Man kann jedoch nicht
bestreiten, daß Proudhon als Sozialkritiker Rousseaus Spuren folgte
(obwohl er selbst anders darüber dachte). Man kann ihn auch noch jener
Gruppe von Denkern des neunzehnten Jahrhunderts (wie Carlyle, Ruskin und
Tolstoi) zurechnen, für die die moderne Zivilisation verdammt bleibt, weil
sie Politik und Wirtschaft von der Ethik trennte8 Das
moralische Pathos von Proudhons Schriften richtet sich nicht schlicht
gegen die Ausbeutung an sich, sondern gegen die Behauptung der Ökonomen
und der Liberalen des Laissez-faire im allgemeinen, sie böten mit
der Verkündung einer blutleeren Doktrin aus lauter Abstraktionen (Carlyles
»trübe Wissenschaft«) eine angemessene Darstellung der Wirklichkeit.

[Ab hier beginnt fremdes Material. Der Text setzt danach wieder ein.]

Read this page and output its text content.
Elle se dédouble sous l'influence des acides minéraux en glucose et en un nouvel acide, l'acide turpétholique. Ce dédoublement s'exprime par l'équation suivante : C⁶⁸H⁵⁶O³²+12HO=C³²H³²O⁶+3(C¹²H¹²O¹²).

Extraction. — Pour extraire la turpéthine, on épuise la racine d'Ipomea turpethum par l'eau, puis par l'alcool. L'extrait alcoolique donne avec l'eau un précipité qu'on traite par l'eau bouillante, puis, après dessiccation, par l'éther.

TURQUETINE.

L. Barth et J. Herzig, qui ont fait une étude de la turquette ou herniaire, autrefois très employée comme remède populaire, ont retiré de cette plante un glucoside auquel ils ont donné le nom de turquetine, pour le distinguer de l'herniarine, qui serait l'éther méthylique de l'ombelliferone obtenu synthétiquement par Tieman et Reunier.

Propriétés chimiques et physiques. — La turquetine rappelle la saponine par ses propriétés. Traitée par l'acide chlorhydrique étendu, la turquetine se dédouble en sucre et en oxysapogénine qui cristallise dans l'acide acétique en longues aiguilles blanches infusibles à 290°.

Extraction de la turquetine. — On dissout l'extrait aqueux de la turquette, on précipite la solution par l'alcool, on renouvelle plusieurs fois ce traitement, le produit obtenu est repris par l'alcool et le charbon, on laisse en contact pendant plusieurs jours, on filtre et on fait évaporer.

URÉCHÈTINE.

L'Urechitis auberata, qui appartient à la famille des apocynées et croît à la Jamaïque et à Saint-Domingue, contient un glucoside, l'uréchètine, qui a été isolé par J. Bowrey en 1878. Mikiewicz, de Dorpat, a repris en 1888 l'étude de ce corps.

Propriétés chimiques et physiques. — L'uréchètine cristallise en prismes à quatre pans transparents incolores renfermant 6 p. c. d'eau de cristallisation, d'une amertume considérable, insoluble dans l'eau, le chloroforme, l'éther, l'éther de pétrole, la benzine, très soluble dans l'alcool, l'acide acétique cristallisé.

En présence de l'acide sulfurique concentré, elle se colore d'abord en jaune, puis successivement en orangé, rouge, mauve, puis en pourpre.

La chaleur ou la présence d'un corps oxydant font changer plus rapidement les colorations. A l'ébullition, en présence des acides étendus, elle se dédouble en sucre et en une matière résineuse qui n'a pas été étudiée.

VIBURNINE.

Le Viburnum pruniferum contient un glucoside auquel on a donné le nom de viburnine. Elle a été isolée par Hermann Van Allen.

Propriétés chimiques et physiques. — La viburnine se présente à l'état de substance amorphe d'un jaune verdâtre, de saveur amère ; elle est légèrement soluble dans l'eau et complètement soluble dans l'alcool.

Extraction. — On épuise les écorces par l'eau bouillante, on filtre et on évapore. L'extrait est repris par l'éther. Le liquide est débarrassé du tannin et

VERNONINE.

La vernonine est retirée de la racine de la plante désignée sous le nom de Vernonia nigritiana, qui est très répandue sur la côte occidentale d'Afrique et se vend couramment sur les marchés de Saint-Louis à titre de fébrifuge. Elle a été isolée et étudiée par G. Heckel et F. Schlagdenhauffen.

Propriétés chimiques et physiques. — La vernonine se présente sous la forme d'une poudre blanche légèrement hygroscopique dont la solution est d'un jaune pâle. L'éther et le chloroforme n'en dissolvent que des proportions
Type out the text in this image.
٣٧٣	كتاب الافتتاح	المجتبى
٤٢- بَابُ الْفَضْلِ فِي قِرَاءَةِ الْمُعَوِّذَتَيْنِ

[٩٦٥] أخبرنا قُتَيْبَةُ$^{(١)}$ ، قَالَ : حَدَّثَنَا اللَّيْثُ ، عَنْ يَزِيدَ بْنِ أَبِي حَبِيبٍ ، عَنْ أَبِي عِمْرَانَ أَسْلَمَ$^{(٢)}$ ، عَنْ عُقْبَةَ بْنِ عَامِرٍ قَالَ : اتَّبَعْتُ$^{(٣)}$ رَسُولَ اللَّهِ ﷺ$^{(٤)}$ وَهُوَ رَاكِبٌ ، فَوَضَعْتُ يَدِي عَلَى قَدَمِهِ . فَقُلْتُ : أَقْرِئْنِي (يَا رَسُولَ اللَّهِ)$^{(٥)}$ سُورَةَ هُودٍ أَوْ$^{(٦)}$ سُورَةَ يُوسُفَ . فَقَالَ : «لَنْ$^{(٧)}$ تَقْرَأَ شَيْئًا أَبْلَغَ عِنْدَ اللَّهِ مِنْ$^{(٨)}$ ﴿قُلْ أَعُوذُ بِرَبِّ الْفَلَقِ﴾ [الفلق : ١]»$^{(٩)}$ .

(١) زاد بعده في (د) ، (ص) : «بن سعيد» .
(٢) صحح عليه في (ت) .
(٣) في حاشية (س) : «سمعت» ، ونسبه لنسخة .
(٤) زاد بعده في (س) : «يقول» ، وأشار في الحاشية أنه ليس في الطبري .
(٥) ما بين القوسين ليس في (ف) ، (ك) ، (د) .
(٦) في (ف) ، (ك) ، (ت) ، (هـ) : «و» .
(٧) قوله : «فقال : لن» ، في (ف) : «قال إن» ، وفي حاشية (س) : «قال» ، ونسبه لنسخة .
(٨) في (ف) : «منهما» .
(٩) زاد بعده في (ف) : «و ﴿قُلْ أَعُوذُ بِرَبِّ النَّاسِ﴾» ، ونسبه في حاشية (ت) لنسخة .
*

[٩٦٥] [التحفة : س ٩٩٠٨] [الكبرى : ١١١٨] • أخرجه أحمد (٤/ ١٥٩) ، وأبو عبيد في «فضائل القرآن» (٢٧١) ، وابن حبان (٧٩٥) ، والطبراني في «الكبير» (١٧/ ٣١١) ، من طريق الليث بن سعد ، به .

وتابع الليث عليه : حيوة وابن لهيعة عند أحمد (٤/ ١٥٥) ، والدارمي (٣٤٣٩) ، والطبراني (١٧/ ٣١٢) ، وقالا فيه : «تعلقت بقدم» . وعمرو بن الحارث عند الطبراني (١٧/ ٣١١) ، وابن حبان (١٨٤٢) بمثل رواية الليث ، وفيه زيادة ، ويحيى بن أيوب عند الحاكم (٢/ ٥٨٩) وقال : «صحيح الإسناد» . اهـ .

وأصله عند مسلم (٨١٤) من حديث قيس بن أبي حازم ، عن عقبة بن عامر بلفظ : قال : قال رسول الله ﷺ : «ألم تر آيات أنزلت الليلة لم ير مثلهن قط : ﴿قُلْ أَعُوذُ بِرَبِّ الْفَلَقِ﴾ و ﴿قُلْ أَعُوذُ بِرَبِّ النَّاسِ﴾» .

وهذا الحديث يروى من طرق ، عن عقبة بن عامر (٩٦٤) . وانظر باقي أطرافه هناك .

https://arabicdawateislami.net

Gegen
sie führte er beharrlich seine Behauptung ins Feld, man müsse dafür
sorgen, daß »Gerechtigkeit« herrsche, und zwar nicht einfach als reines
ethisches Postulat, das man zu passenden Gelegenheiten abrufe, sondern als
ein Gesetz, das das tägliche Leben regiere. Für Proudhon ist Gerechtigkeit
keine Abstraktion, sondern ein beschreibender Begriff, der auf einen
Zustand angewandt werden kann, in dem die Menschen gleichberechtigt und
fair miteinander verkehren, das heißt auf einen Zustand der wahren Moral.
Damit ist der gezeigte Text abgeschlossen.